その力を与えられているのが管理職なのです。
意思決定に必要な情報が揃ってないのであれば、「明日までに○○の情報を入手する」という意思決定をすればいいのです。
ただ黙っている管理職など意味のない存在です。
「全員賛成」など必要ではない
議論が紛糾して結論が出ない会議。これ以上話し合っても結論は出そうにありません。
参加していた管理職は決断します。
よし!こうしよう!
みんなホッとため息をつくでしょう。
さすが管理職!見事に意思決定を行い結論を出しました。会議はハッピーエンドです。
でもちょっと待ってください。
ここで管理職が下した意思決定は果たして正しいのでしょうか?
「地位の力」で強権発動し、無理やり結論を出したわけです。
正しいかどうかはわかりませんし、内心反対している人も少なからずいるはずです。
つまり、難しい会議で無理やり結論を出した場合、全員賛成なんてことはあり得ないのです。

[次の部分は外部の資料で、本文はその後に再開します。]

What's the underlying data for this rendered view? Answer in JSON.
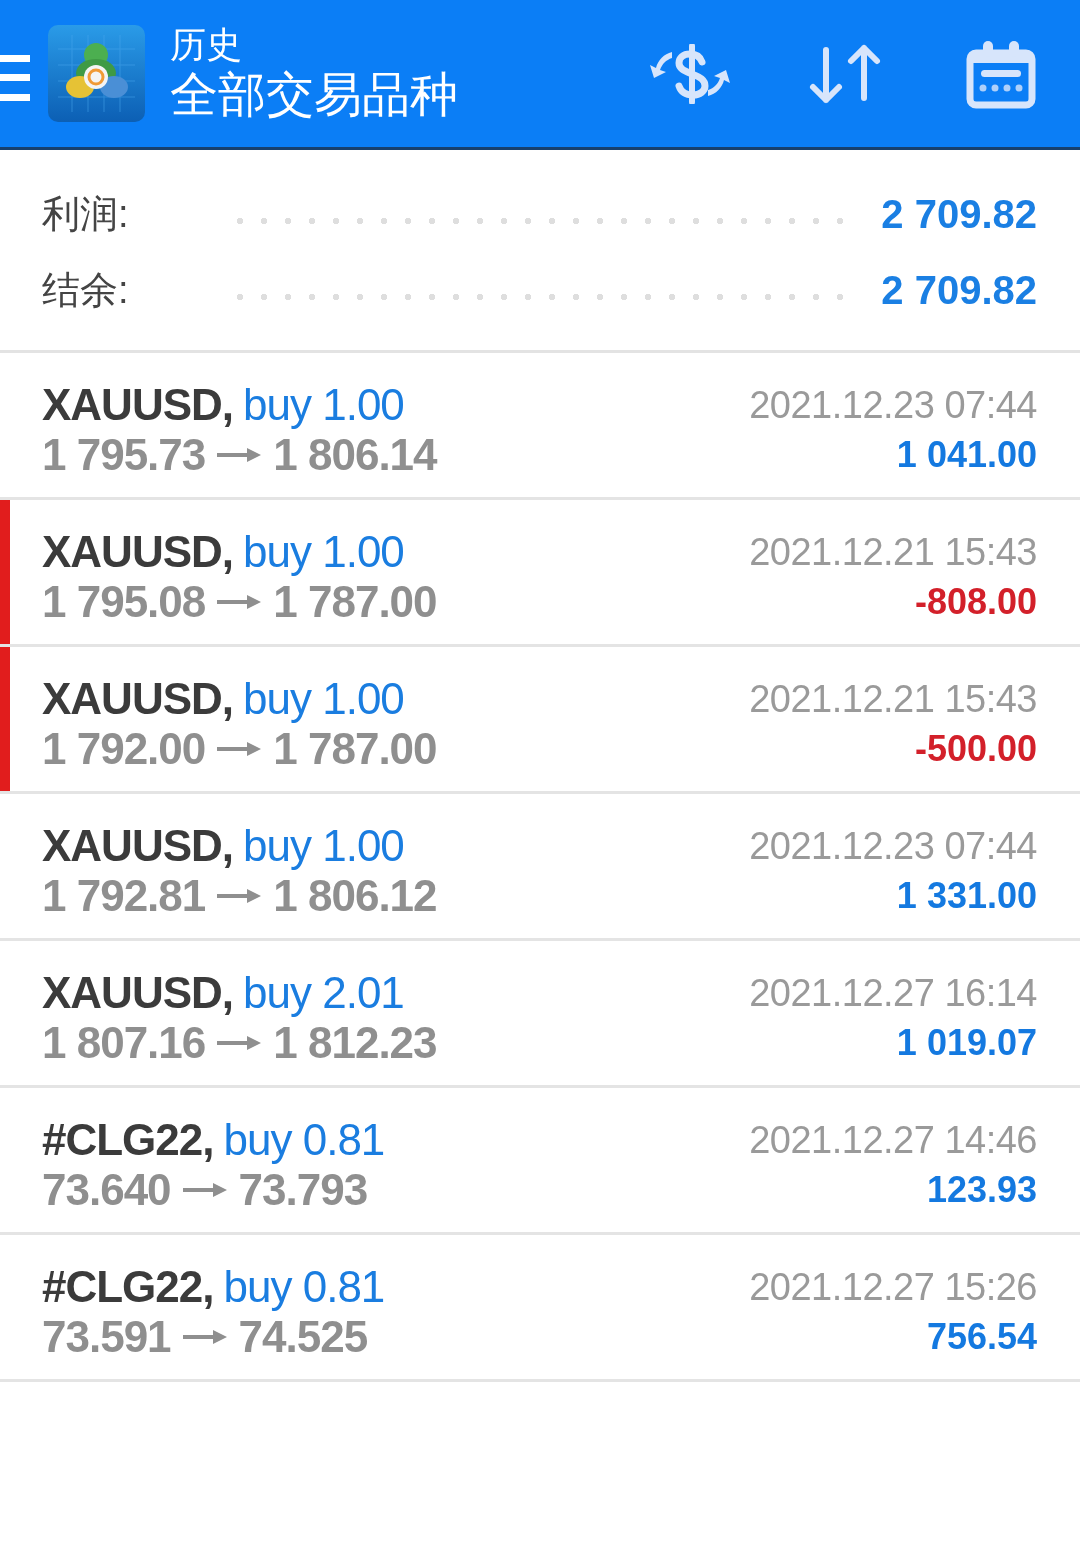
{
  "header": {
    "subtitle": "历史",
    "title": "全部交易品种"
  },
  "summary": [
    {
      "label": "利润:",
      "value": "2 709.82"
    },
    {
      "label": "结余:",
      "value": "2 709.82"
    }
  ],
  "trades": [
    {
      "symbol": "XAUUSD,",
      "order": "buy 1.00",
      "open_price": "1 795.73",
      "close_price": "1 806.14",
      "time": "2021.12.23 07:44",
      "profit": "1 041.00",
      "loss": false
    },
    {
      "symbol": "XAUUSD,",
      "order": "buy 1.00",
      "open_price": "1 795.08",
      "close_price": "1 787.00",
      "time": "2021.12.21 15:43",
      "profit": "-808.00",
      "loss": true
    },
    {
      "symbol": "XAUUSD,",
      "order": "buy 1.00",
      "open_price": "1 792.00",
      "close_price": "1 787.00",
      "time": "2021.12.21 15:43",
      "profit": "-500.00",
      "loss": true
    },
    {
      "symbol": "XAUUSD,",
      "order": "buy 1.00",
      "open_price": "1 792.81",
      "close_price": "1 806.12",
      "time": "2021.12.23 07:44",
      "profit": "1 331.00",
      "loss": false
    },
    {
      "symbol": "XAUUSD,",
      "order": "buy 2.01",
      "open_price": "1 807.16",
      "close_price": "1 812.23",
      "time": "2021.12.27 16:14",
      "profit": "1 019.07",
      "loss": false
    },
    {
      "symbol": "#CLG22,",
      "order": "buy 0.81",
      "open_price": "73.640",
      "close_price": "73.793",
      "time": "2021.12.27 14:46",
      "profit": "123.93",
      "loss": false
    },
    {
      "symbol": "#CLG22,",
      "order": "buy 0.81",
      "open_price": "73.591",
      "close_price": "74.525",
      "time": "2021.12.27 15:26",
      "profit": "756.54",
      "loss": false
    }
  ]
}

会議のアウトプットとして最も大切なことは、全員が合意することではありません。そんなものは必要ないのです。
必要なのは「みんなで決めたことはちゃんと支持しようね」という参加者の支持なのです。
組織というものは、すべての事柄について全員の同意を得て動いているわけではありません。
全員の「同意」はでなく、全員の「支持」で動いているのです。
「私は反対ですが、やるなら私もお手伝いしましょう」という「支持」です。
言われたら当たり前に聞こえるかもしれませんが、実際はどうでしょう?
無意識に全員の賛同を得ようとしてしまい、ムダに議論に時間をかけてしまうことはありませんか?
ひとりでも難しそうな顔をしてる人がいたら、気になったりしませんか?
管理職が意思決定をする場合は、そんな反対派の機嫌を取る必要などないのです。
とにかく決断する。間違っていた場合は自ら責任を取る。
そのリスクを背負っているからこそ、みんなよりたくさん給料をもらっているのです。
平行線になった議論で管理職が取るべき行動は2つ。
反対派の人たちから「同意」ではなく「支持」を取り付ける
これだけなのです。
意思決定の場で管理職に求められていることは「知識」ではなく「覚悟」なのです。